The landmark match is the first in a series of five. The second is scheduled tonight at 11 p.m. EST.
An ancient Chinese game, Go is complex, so much so that an artificial intelligence system surpassing a human during gameplay at the champion level was thought to be at least a decade away.
That all changed in October 2015. Playing against three-time European champion Fan Hui, AlphaGo won 5-0 in a formal match.
Now, AlphaGo is facing a much more daunting challenge.
After the match, DeepMind CEO and Founder Demis Hassabis took to Twitter and compared the win to landing on the moon.
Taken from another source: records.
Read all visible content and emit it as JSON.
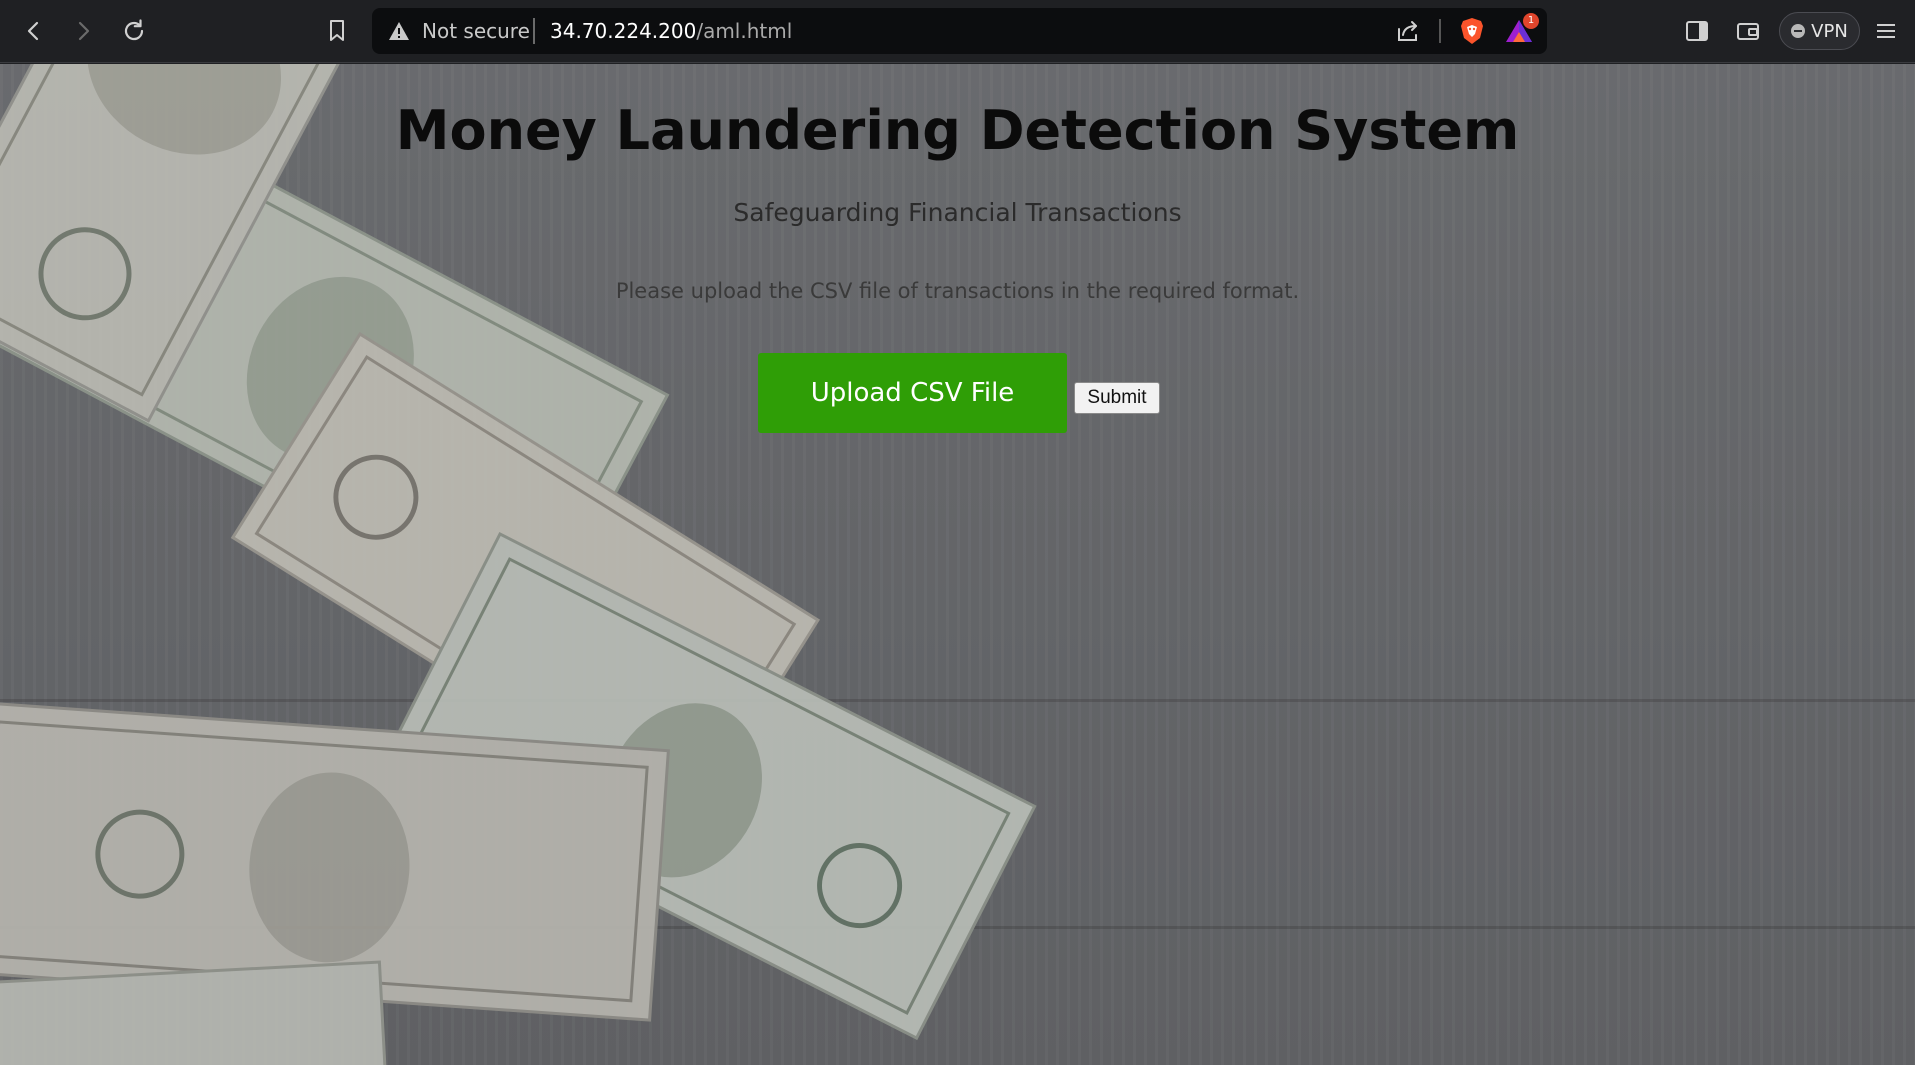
{
  "browser": {
    "url_status": "Not secure",
    "url_host": "34.70.224.200",
    "url_path": "/aml.html",
    "rewards_badge_count": "1",
    "vpn_label": "VPN"
  },
  "page": {
    "title": "Money Laundering Detection System",
    "subtitle": "Safeguarding Financial Transactions",
    "instructions": "Please upload the CSV file of transactions in the required format.",
    "upload_label": "Upload CSV File",
    "submit_label": "Submit"
  },
  "colors": {
    "upload_button": "#2f9e06",
    "toolbar": "#1f2023"
  }
}
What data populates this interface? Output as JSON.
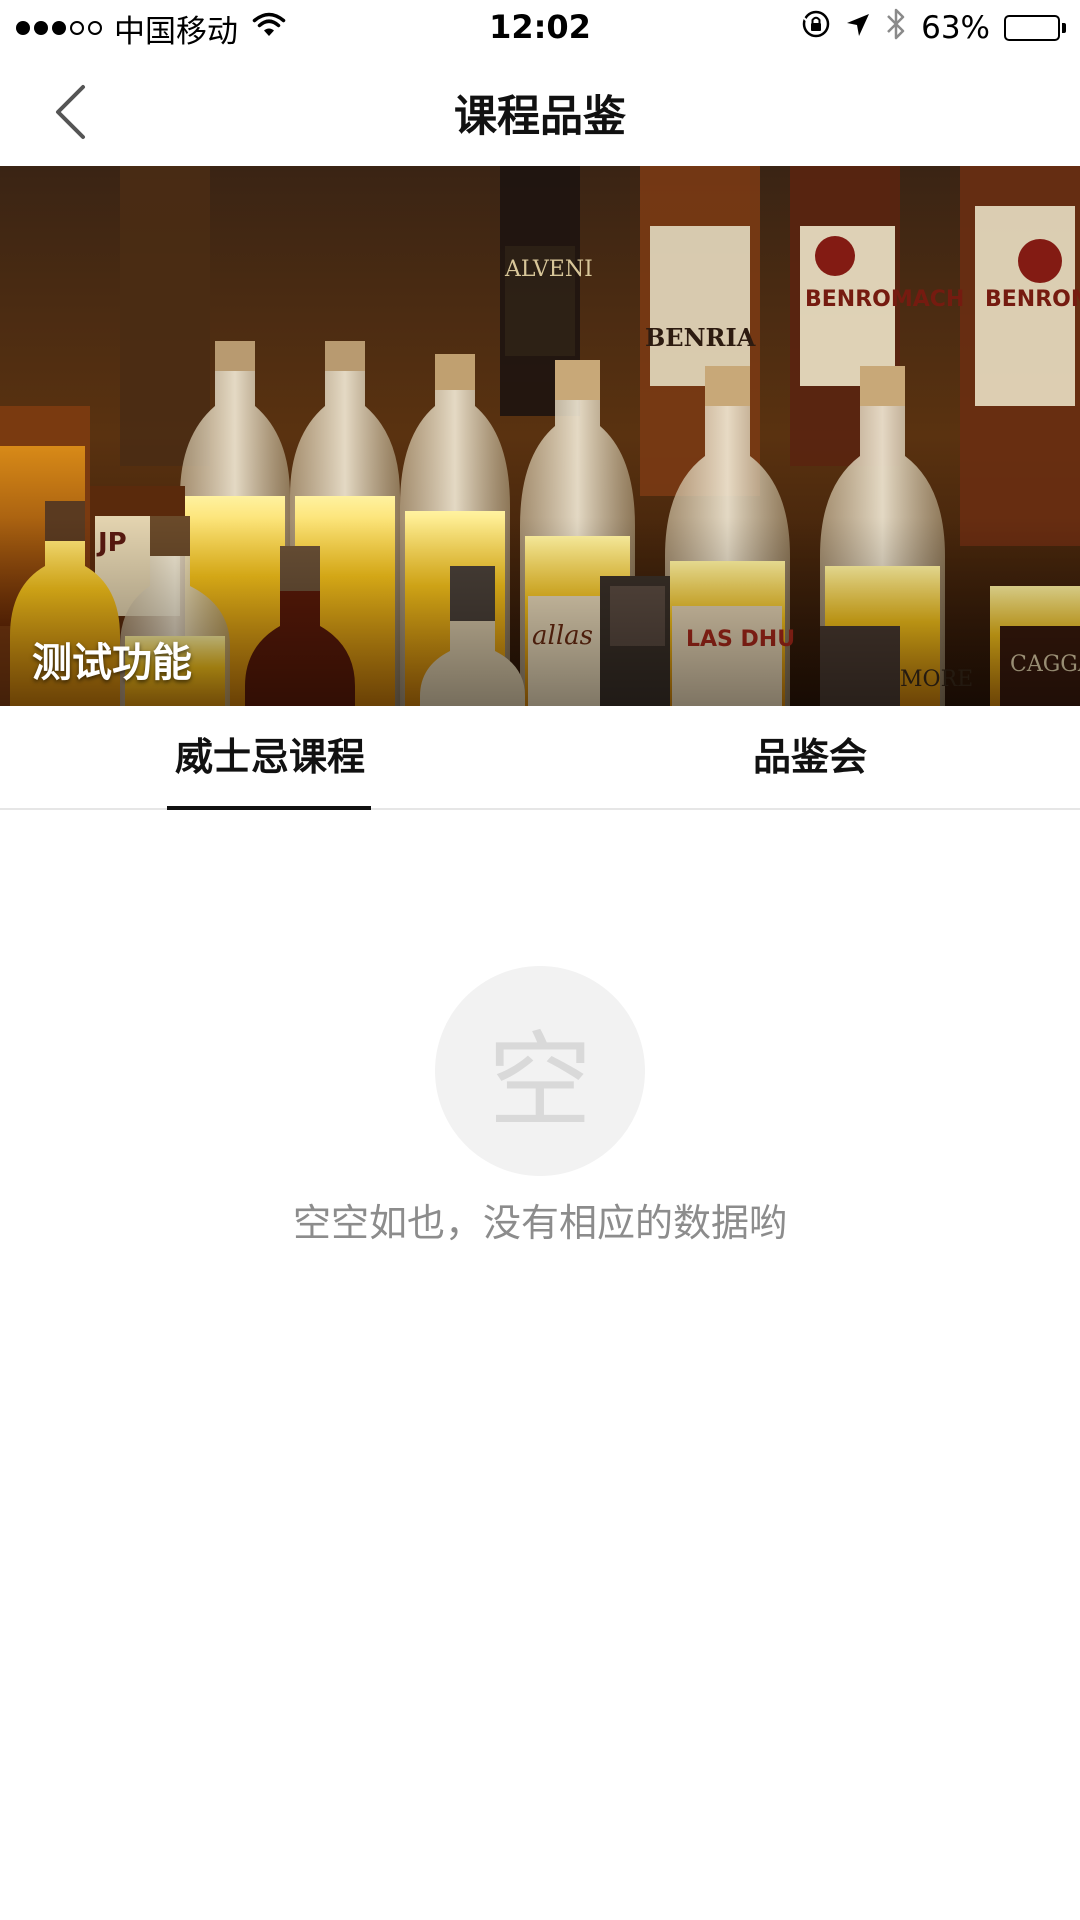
{
  "status_bar": {
    "carrier": "中国移动",
    "time": "12:02",
    "battery_percent_text": "63%",
    "battery_level": 0.63,
    "signal_bars_filled": 3,
    "signal_bars_total": 5,
    "icons": [
      "wifi-icon",
      "orientation-lock-icon",
      "location-arrow-icon",
      "bluetooth-icon",
      "battery-icon"
    ]
  },
  "nav": {
    "title": "课程品鉴",
    "back_icon": "chevron-left-icon"
  },
  "banner": {
    "caption": "测试功能"
  },
  "tabs": [
    {
      "label": "威士忌课程",
      "active": true
    },
    {
      "label": "品鉴会",
      "active": false
    }
  ],
  "empty_state": {
    "icon_char": "空",
    "message": "空空如也，没有相应的数据哟"
  },
  "colors": {
    "text_primary": "#111111",
    "text_muted": "#8c8c8c",
    "divider": "#e6e6e6",
    "empty_circle": "#f2f2f2"
  }
}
“I don’t regret accepting this challenge,” said Sedol, according to The Verge, following the match. “I am in shock, I admit that, but what’s done is done. I enjoyed the game and look forward to the next. I think I failed on the opening layout so if I do a better job on the opening aspect I think I will be able to increase my probability of winning.”
Hassabis and colleagues published a paper in Nature regarding AlphaGo’s mastery of the game in January 2016. On top of defeating the human European champion, the researchers reported that AlphaGo bested other Go programs 99.8 percent of the time.
Match 2 can be watched on DeepMind’s YouTube channel. The matches are being held in Seoul, South Korea.